The Ugandan shilling edged up against the dollar on Friday as commercial banks pared down their greenback positions on the back of a lower-than-expected jump in dollar demand by local firms after a recent interest rate cut.
Market players also said the shilling was gaining from the dollar’s weakening against the euro after the European Central Bank unveiled a bond-buying programme to lower borrowing costs for Spain and Italy.
At 0906 GMT commercial banks in Kampala quoted the currency of east Africa’s third-largest economy at 2,505/2,515, stronger than Thursday’s close of 2,510/2,520.
“Commercial banks had probably overbought dollars ahead of the policy rate decision anticipating a major jump in (dollar) demand,” said Brenda Akumu, trader at KCB Uganda.

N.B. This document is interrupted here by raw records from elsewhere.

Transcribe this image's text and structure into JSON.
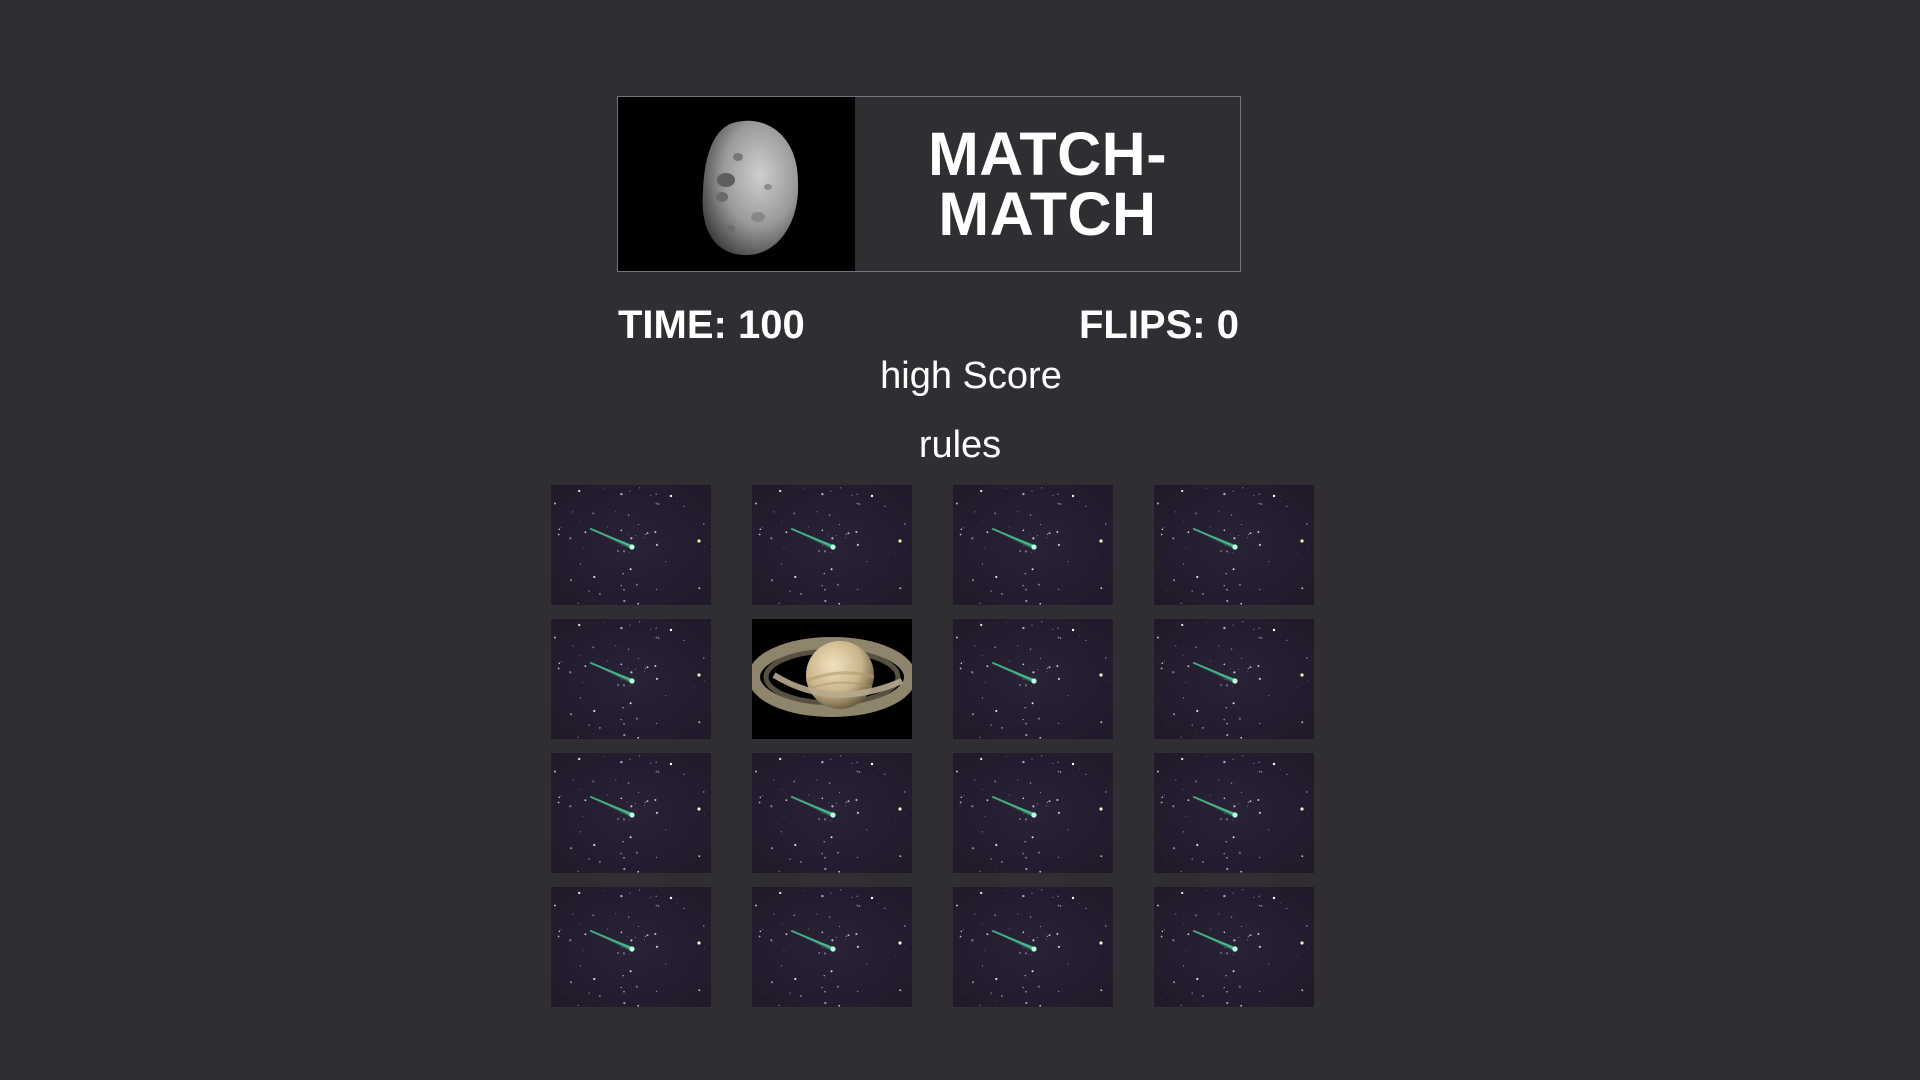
{
  "game": {
    "title": "MATCH-MATCH",
    "logo_icon": "asteroid-icon",
    "time_label": "TIME:",
    "time_value": "100",
    "flips_label": "FLIPS:",
    "flips_value": "0",
    "high_score_link": "high Score",
    "rules_link": "rules"
  },
  "colors": {
    "background": "#302d33",
    "text": "#ffffff",
    "comet_tail": "#4de0a0",
    "card_back_sky": "#1d1828"
  },
  "board": {
    "rows": 4,
    "cols": 4,
    "cards": [
      {
        "face": "comet-card-back",
        "flipped": false
      },
      {
        "face": "comet-card-back",
        "flipped": false
      },
      {
        "face": "comet-card-back",
        "flipped": false
      },
      {
        "face": "comet-card-back",
        "flipped": false
      },
      {
        "face": "comet-card-back",
        "flipped": false
      },
      {
        "face": "saturn-icon",
        "flipped": true
      },
      {
        "face": "comet-card-back",
        "flipped": false
      },
      {
        "face": "comet-card-back",
        "flipped": false
      },
      {
        "face": "comet-card-back",
        "flipped": false
      },
      {
        "face": "comet-card-back",
        "flipped": false
      },
      {
        "face": "comet-card-back",
        "flipped": false
      },
      {
        "face": "comet-card-back",
        "flipped": false
      },
      {
        "face": "comet-card-back",
        "flipped": false
      },
      {
        "face": "comet-card-back",
        "flipped": false
      },
      {
        "face": "comet-card-back",
        "flipped": false
      },
      {
        "face": "comet-card-back",
        "flipped": false
      }
    ]
  }
}
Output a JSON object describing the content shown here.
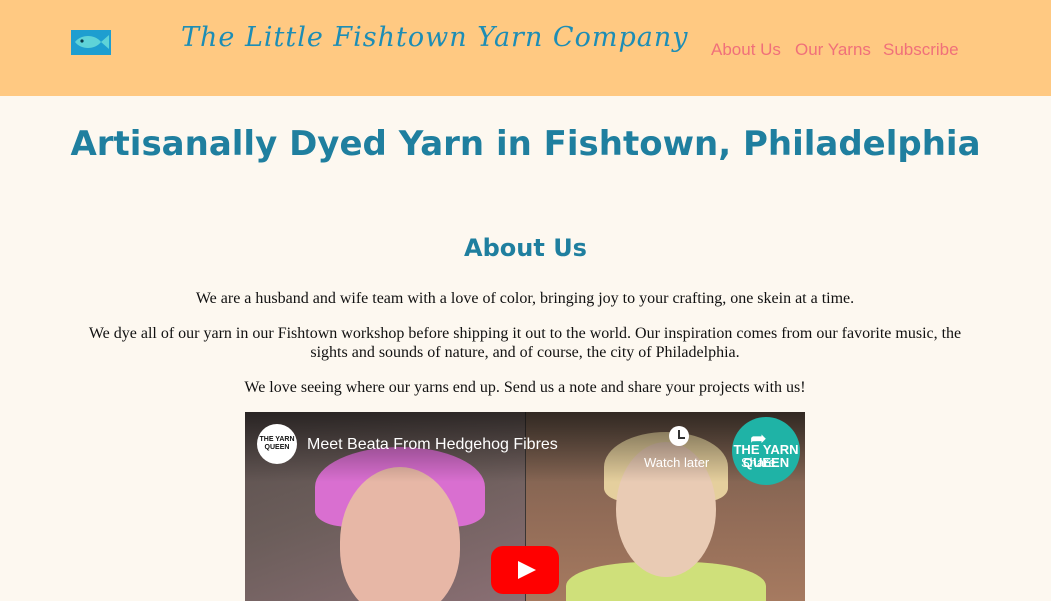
{
  "header": {
    "brand": "The Little Fishtown Yarn Company",
    "nav": {
      "about": "About Us",
      "yarns": "Our Yarns",
      "subscribe": "Subscribe"
    },
    "logo_icon": "fish-icon",
    "bg_color": "#ffc982",
    "nav_color": "#f0707a"
  },
  "hero": {
    "title": "Artisanally Dyed Yarn in Fishtown, Philadelphia"
  },
  "about": {
    "heading": "About Us",
    "paragraphs": [
      "We are a husband and wife team with a love of color, bringing joy to your crafting, one skein at a time.",
      "We dye all of our yarn in our Fishtown workshop before shipping it out to the world. Our inspiration comes from our favorite music, the sights and sounds of nature, and of course, the city of Philadelphia.",
      "We love seeing where our yarns end up. Send us a note and share your projects with us!"
    ]
  },
  "video": {
    "title": "Meet Beata From Hedgehog Fibres",
    "channel_avatar_text": "THE YARN QUEEN",
    "watch_later_label": "Watch later",
    "share_label": "Share",
    "share_badge_text": "THE YARN QUEEN",
    "icons": [
      "clock-icon",
      "share-icon",
      "play-icon"
    ]
  },
  "colors": {
    "heading": "#1f7f9f",
    "page_bg": "#fdf8f0",
    "play": "#ff0000"
  }
}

Reuters
“But since the rate cut, it has become apparent the rise in demand wasn’t going to be that much or come that fast so they’re rolling back those positions and supporting the shilling.”
Bank of Uganda (BoU) trimmed its benchmark Central Bank Rate (CBR) in September by 200 basis points to 15 percent from August’ s 17 percent saying it needed to act aggressively to accelerate a recovery in credit flow and stimulate growth.
Although the shilling has weakened fractionally since the rate cut, analysts say the currency is still vulnerable to bigger losses in the medium term as policy easing works its way into the real economy.
“I think the shilling’s gains are being underpinned by the dollar’s weakening against the euro but they’re likely to be brief,” said Robert Mpuuga, trader at Housing Finance Bank.